Allez chiche… je suis partant et disponible…
Action n°100 : Adapter les formations initiales aux besoins des entreprises.
_ Intégrer plus systématiquement des modules de professionnalisation à la dernière année des formations initiales en sciences et technologies de l’information ; cette spécialisation serait définie en partenariat entre l’établissement d’enseignement supérieur et les entreprises du secteur.
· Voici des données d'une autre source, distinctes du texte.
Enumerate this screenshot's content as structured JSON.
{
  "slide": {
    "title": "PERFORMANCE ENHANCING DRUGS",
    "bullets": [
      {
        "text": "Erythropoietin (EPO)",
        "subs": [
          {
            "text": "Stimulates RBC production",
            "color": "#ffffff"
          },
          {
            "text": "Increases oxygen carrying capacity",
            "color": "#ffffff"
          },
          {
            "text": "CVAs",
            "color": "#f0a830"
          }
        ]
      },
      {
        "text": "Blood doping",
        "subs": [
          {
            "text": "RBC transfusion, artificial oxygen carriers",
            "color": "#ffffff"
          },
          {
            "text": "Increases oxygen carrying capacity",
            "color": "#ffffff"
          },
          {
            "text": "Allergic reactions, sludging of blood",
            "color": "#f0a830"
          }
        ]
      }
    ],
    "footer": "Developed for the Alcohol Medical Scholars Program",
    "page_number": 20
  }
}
_ Favoriser la création de nouveaux cursus de formation liés aux métiers du numérique : chef de projet logiciel, marketing sur Internet et gestion de contenus en droit et Internet, multimédias et développement durable. Formation à la préservation des données numériques sur le long terme.
_ Intégrer dans les filières scientifiques de formation en début de parcours universitaire une formation aux concepts et aux usages professionnels du numérique.
Allez chiche… je suis partant et disponible…

Action N°101 : Mettre en place, dans les universités, des cursus pour les jeunes diplômés et pour les professionnels, offrant un complément de formation pluridisciplinaire et professionnalisant orienté sur les métiers du logiciel et de l'Internet.
Les trois cursus où j’interviens à Poitiers, (Master Web Éditorial), Paris Sorbonne (Master Conseil éditorial Paris-Sorbonne) et Dauphine (Management des organisations culturelles) sont exactement dans cette lignée. Ces formations ont déjà plus de 7 ans et sont souvent l’expression de la volonté d’un homme qui en devient le directeur mais pas toujours avec des fées penchées sur leur berceau. Au-delà de ces formations professionnalisantes dédiées au numérique il faut souvent imaginer et intégrer l’usage des technologies numériques dans l’ensemble des cursus.
Action n°102 : Mettre en place, dans les universités, des filières de formation tout au long de la vie dans le domaine des technologies numériques à des fins d’actualisation des connaissances pour les professionnels des métiers du numérique.
Allez chiche… je suis partant et disponible…

Action n°103 : Créer un référentiel des métiers du numérique.
_ Rendre le portail des métiers de l’Internet interopérable avec les portails européens en cours d’élaboration : E-skills and E-career services Portal.
_ Conclure des partenariats avec les plate-formes d’offres d’emploi afin de fluidifier la circulation de l’information et les besoins en compétences géolocalisées.
Ce référentiel métiers est un vrai serpent de mer, car bien souvent les intitulés et définitions de postes ont été laissé aux agences de recrutement qui n’y connaissaient absolument rien. C’est donc l’usage qui a forcé et déterminé à la fois la définition des postes et leur rémunération. Des dizaines de référentiels métiers sont rédigés en France par de nombreuses institutions, j’ai participé à la rédaction de deux ouvrages sur le sujet, une harmonisation s’impose.